Big jump in User ID

Big jump in User ID

by Mick Smith -
Number of replies: 3

Hi Everyone,


Hopefully someone can help.

I've just noticed that on one of our Moodle installs, the user ID of new accounts has jumped to a much larger number.

Looking at the mdl_user, all id's are sequential from 0 up to 9537, then the next account created after that is 500243593.  And all accounts created after that are continuing from 500243593

We don't have any hacks to the core code.  Has anyone else experienced this issue before and able to offer assistance?

Moodle 3.8.4+

Many Thanks

Average of ratings: -
In reply to Mick Smith

Re: Big jump in User ID

by Mick Smith -
A wee update for anyone thats able to help with this....
I think its down to a rogue csv that was uploaded by one of the admins back in March. Is there away to reset the automatic user ID moodle creates to a lower number?
In reply to Mick Smith

Re: Big jump in User ID

by Leon Stringer -
Picture of Core developers Picture of Particularly helpful Moodlers

If this is the mdl_user.id column this isn't managed or incremented by Moodle, it's the database software which does this.

Whether and how this can be reset would depend on the database software, MySQL, MariaDB, PostgreSQL or SQL Server.

With MySQL 5.7 and earlier, the counter gets reset to the highest value present + 1 when MySQL is restarted. For example:

  1.     If you inserted 200 rows into a table the next id would be 201.
  2.     If you deleted the last 100 rows the next id would still be 201.

But:

  1.     If you inserted 200 rows into a table the next id would be 201.
  2.     If you deleted the last 100 rows and then restarted MySQL (assuming version 5.7).
  3.     Now the counter is reset and the next id would be 101.

So if you were using MySQL 5.7 or earlier and deleted the rows from mdl_user (not just deleting them from Moodle as this doesn't actually remove the rows) then restarting MySQL should reset the counter.

However in MySQL 8.0 and later (and MariaDB 10.2.4 and later), restarting doesn't reset this counter.
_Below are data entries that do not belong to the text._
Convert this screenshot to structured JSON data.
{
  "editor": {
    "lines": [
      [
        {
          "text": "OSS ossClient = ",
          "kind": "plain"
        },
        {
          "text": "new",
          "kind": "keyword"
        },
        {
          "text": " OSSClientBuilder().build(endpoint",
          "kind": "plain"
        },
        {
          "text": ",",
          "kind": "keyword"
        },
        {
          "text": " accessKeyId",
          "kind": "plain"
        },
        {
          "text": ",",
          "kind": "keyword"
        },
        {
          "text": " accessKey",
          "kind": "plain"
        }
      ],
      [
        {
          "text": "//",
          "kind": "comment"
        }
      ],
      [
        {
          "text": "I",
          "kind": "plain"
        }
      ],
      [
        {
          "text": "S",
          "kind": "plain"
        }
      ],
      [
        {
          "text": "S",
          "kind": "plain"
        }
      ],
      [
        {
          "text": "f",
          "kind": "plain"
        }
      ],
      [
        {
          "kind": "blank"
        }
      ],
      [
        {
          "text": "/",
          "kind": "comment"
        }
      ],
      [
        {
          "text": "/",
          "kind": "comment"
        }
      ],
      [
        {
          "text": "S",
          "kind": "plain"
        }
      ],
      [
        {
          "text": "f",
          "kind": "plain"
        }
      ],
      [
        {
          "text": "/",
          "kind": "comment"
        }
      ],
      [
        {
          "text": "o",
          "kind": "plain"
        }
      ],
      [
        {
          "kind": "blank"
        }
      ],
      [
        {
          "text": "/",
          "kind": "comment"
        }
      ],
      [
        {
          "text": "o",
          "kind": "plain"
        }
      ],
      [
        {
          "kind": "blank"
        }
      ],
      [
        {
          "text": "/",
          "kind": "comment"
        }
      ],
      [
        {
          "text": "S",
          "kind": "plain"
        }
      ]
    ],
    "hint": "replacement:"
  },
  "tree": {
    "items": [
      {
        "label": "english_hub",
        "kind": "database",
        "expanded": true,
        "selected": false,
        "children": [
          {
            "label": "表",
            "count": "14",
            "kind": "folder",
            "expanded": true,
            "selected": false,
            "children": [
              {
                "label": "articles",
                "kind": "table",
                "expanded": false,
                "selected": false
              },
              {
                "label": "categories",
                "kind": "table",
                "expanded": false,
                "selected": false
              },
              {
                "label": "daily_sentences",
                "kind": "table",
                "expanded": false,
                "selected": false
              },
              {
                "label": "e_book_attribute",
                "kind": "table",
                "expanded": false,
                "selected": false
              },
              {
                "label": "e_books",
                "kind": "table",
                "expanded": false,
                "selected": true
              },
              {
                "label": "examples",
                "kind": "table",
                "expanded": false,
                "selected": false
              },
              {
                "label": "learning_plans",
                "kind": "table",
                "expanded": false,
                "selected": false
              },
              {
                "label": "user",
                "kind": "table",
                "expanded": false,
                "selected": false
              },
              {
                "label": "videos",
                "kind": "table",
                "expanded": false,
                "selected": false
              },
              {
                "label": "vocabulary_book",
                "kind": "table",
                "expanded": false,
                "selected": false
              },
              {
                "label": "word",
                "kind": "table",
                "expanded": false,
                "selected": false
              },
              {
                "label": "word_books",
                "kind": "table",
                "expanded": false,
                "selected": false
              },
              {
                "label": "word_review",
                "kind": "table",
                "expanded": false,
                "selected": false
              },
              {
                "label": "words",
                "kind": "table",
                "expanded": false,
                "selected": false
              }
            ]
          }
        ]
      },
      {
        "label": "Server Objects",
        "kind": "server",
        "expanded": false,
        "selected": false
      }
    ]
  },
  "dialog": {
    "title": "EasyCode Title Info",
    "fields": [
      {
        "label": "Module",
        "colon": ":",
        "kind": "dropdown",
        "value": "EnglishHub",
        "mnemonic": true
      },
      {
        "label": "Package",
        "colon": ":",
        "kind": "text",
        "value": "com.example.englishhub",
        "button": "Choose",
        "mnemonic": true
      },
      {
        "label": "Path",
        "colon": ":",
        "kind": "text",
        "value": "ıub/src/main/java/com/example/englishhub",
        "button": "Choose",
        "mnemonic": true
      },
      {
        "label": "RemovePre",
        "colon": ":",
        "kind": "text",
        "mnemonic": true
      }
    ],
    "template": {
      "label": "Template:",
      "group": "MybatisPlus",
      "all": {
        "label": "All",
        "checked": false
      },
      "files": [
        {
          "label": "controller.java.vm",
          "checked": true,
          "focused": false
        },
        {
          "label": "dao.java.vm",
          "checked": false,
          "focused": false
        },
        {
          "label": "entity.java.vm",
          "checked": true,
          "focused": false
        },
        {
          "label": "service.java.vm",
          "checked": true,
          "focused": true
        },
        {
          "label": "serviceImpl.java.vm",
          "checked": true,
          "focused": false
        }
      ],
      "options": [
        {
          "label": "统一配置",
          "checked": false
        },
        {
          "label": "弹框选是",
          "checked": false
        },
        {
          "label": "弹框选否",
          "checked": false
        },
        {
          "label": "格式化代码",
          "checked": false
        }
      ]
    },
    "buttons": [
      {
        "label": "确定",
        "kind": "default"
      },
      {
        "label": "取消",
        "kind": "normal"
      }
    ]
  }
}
MariaDB also has SET insert_id which may be useful.

I'm less familiar with PostgreSQL and SQL Server so I don't know about resetting these counters off the top of my head.

If you were looking to change these I'd recommend 1) making sure there was a database backup and 2) trying this on a test system first to make sure it works as expected.

In reply to Leon Stringer

Re: Big jump in User ID

by Mick Smith -
Thanks for replying Leon, I tried ALTER TABLE mdl_user AUTO_INCREMENT = VALUE on a test database, but as you stated, MYSQL will still set the value as highest value present + 1. I'm not wanting to mess around with the current users id's, the high id's shouldnt cause any issue. I was just shocked when I noticed them in the first place. Thanks for your assistance!